To enhance transparency and accountability for online political advertisements by requiring those who purchase and publish such ads to disclose information about the advertisements to the public, and for other purposes.
Summary
What This Bill Does
The bill requires purpose The purpose of this subtitle is to enhance the integrity of American democracy and national security by improving disclosure requirements for online political advertisements in order to uphold, requires findings Congress makes the following findings: In 2002, the Bipartisan Campaign Reform Act of 2002 (Public Law 107–155) became law, establishing disclosure requirements for political advertisements distributed, and requires sense of Congress It is the sense of Congress that— the dramatic increase in digital political advertisements, and the growing centrality of online platforms in the lives of Americans, requires the Congress. It relies on compliance mandates, delegation of rulemaking, definition changes, and procurement rules. The main policy areas are National Security, Technology, Environment, and Foreign Policy.
Who Benefits and How
Public beneficiaries or protected communities affected by the clause could face reduced risk, Lobbyists, political organizations, and disclosure users affected by the bill could face lower compliance burdens, and Telecommunications providers and users affected by the bill could gain revenue opportunities.
Who Bears the Burden and How
Federal, state, or local agencies responsible for implementing the clause would take on compliance duties, Lobbyists, political organizations, and disclosure users affected by the bill would take on compliance duties, and Telecommunications providers and users affected by the bill would take on compliance duties.
Key Provisions
- Requires purpose The purpose of this subtitle is to enhance the integrity of American democracy and national security by improving disclosure requirements for online political advertisements in order to uphold...
- Requires findings Congress makes the following findings: In 2002, the Bipartisan Campaign Reform Act of 2002 (Public Law 107–155) became law, establishing disclosure requirements for political advertisements distributed...
- Requires sense of Congress It is the sense of Congress that— the dramatic increase in digital political advertisements, and the growing centrality of online platforms in the lives of Americans, requires the Congress...
- Requires expansion of definition of public communication Paragraph (22) of section 301 of the Federal Election Campaign Act of 1971 (52 U.S.C.

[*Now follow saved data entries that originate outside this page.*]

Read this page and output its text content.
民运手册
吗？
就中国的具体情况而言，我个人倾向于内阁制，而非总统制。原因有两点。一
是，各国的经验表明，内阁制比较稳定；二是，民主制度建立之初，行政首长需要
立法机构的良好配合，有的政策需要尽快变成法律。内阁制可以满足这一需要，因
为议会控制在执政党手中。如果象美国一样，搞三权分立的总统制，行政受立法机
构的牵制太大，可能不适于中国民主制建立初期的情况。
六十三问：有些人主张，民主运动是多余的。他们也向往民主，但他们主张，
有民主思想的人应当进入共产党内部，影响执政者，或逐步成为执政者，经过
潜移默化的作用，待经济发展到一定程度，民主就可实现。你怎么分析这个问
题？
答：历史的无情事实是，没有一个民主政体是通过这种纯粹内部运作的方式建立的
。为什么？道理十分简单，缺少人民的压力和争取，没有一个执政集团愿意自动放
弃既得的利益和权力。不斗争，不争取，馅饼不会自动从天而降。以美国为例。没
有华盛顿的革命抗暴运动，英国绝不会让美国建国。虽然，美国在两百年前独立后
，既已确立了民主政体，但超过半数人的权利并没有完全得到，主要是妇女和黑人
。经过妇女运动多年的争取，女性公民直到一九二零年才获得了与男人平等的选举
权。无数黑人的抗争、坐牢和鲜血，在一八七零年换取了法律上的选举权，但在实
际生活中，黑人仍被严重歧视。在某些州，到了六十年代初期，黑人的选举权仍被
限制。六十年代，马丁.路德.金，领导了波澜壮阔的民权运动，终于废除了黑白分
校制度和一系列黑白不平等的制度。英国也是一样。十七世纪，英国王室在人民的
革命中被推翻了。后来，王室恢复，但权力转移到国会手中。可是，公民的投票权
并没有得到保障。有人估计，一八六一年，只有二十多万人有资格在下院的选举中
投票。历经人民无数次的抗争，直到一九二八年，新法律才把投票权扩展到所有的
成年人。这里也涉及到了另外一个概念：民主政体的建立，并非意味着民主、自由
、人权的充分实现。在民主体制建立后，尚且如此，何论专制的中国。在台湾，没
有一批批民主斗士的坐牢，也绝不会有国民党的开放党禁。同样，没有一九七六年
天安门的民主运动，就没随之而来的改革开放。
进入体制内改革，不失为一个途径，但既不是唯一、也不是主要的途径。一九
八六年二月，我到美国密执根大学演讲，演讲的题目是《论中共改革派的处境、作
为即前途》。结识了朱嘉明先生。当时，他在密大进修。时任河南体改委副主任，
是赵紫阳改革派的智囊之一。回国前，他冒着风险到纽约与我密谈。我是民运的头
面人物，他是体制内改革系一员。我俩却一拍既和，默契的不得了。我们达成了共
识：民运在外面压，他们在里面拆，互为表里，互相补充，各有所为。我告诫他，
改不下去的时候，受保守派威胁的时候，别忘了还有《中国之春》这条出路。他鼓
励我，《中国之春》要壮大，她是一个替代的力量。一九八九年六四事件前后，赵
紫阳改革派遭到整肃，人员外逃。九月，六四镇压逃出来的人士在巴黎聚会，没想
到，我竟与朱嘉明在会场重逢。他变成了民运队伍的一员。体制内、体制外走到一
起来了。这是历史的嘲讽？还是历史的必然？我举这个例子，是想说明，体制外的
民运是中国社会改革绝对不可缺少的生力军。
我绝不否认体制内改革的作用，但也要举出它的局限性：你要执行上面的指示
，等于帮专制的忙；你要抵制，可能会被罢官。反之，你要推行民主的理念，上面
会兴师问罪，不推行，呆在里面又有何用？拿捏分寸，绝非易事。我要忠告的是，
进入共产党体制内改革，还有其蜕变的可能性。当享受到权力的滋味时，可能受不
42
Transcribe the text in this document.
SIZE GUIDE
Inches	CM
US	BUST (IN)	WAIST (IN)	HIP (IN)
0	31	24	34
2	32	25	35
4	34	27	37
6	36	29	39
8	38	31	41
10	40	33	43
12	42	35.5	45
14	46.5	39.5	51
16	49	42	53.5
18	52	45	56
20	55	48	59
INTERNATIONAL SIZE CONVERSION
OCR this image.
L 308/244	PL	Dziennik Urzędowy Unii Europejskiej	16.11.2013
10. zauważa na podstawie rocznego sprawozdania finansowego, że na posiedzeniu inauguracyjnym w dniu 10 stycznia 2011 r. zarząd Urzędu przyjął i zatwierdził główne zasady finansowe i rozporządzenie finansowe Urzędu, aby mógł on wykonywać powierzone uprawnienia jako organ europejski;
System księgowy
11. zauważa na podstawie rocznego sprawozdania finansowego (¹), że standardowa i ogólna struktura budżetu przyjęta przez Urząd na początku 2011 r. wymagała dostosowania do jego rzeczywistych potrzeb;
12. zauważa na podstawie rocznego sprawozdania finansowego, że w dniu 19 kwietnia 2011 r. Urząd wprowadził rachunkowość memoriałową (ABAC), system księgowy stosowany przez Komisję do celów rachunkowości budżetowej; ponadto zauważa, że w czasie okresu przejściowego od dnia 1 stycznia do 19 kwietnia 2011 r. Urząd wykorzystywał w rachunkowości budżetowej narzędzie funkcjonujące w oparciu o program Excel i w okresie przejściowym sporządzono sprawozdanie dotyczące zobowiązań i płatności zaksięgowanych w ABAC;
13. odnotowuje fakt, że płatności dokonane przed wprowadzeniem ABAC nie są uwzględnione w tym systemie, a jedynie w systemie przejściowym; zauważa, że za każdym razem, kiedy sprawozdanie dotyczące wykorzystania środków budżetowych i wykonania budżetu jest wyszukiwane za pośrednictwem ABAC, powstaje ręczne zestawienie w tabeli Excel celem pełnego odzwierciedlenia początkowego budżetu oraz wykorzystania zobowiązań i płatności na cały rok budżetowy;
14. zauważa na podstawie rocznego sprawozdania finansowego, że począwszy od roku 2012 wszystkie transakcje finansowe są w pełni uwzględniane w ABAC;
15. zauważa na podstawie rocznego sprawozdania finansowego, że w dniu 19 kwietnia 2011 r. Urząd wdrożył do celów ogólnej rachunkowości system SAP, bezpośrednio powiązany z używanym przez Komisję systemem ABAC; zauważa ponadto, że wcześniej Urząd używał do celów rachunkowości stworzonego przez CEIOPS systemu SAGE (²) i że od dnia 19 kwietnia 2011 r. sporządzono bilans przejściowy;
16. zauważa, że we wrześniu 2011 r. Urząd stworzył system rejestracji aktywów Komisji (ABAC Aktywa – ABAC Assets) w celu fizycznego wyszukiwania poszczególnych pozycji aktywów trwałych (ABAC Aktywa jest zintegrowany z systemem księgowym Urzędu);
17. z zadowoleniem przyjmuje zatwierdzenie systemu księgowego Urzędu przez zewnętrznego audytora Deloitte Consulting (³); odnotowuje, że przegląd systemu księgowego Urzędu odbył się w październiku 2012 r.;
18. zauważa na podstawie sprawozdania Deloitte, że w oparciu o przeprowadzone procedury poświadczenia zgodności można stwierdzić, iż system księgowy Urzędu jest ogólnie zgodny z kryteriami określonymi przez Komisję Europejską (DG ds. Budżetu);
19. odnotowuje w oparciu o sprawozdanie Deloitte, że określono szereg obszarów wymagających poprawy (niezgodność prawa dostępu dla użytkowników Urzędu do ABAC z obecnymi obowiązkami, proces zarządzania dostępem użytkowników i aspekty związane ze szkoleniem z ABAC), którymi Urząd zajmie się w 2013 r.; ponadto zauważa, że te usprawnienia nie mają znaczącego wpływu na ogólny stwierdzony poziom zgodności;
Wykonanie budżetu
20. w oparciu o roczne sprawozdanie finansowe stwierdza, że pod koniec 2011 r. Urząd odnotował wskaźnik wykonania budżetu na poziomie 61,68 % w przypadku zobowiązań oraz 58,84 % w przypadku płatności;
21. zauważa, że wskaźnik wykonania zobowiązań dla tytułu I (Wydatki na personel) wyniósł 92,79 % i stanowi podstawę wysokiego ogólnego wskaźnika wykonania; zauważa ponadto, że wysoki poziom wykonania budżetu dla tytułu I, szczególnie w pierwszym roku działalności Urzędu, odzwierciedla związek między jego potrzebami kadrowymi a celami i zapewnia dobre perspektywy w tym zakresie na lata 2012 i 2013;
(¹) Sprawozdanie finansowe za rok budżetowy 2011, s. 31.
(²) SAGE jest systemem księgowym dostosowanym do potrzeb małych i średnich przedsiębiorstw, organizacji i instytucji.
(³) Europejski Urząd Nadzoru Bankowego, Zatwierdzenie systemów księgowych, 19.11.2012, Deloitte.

- Requires expansion of definition of electioneering communication Subparagraph (A) of section 304(f)(3) of the Federal Election Campaign Act of 1971 (52 U.S.C.
Evidence Chain:
This summary is generated from the full bill text using AI analysis. Expand "Detailed Analysis" below for identified beneficiaries/burden bearers with clause-level evidence links.
At a Glance
What This Bill Does
The bill requires purpose The purpose of this subtitle is to enhance the integrity of American democracy and national security by improving disclosure requirements for online political advertisements in order to uphold, requires findings Congress makes the following findings: In 2002, the Bipartisan Campaign Reform Act of 2002 (Public Law 107–155) became law, establishing disclosure requirements for political advertisements distributed, and requires sense of Congress It is the sense of Congress that— the dramatic increase in digital political advertisements, and the growing centrality of online platforms in the lives of Americans, requires the Congress.
Key Policy Areas
National Security, Technology, Environment, Foreign Policy
Primary Purpose
The bill requires purpose The purpose of this subtitle is to enhance the integrity of American democracy and national security by improving disclosure requirements for online political advertisements in order to uphold, requires findings Congress makes the following findings: In 2002, the Bipartisan Campaign Reform Act of 2002 (Public Law 107–155) became law, establishing disclosure requirements for political advertisements distributed, and requires sense of Congress It is the sense of Congress that— the dramatic increase in digital political advertisements, and the growing centrality of online platforms in the lives of Americans, requires the Congress.
Policy Domains
Whole bill
Identified Gains
- Public beneficiaries or protected communities affected by the clause
- Lobbyists, political organizations, and disclosure users affected by the bill
- Telecommunications providers and users affected by the bill
- Foreign businesses and cross-border trade participants affected by the bill
Identified Costs
- Federal, state, or local agencies responsible for implementing the clause
- Lobbyists, political organizations, and disclosure users affected by the bill
- Telecommunications providers and users affected by the bill
- National security and critical infrastructure stakeholders affected by the bill
- Law enforcement, justice-system actors, and affected communities
Sponsors
Legislative Progress
IntroducedMr. Kilmer (for himself and Mr. Gallagher) introduced the following …
Stakeholder Effects
cui bono?How this legislation distributes effects. Mention counts reflect frequency, not effect magnitude.
Law enforcement, justice-system actors, and affected communities
Bill Structure & Actor Mappings
Who is "The Secretary" in each section?
We use a combination of our own taxonomy and classification in addition to large language models to assess meaning and potential beneficiaries. High confidence means strong textual evidence. Always verify with the original bill text.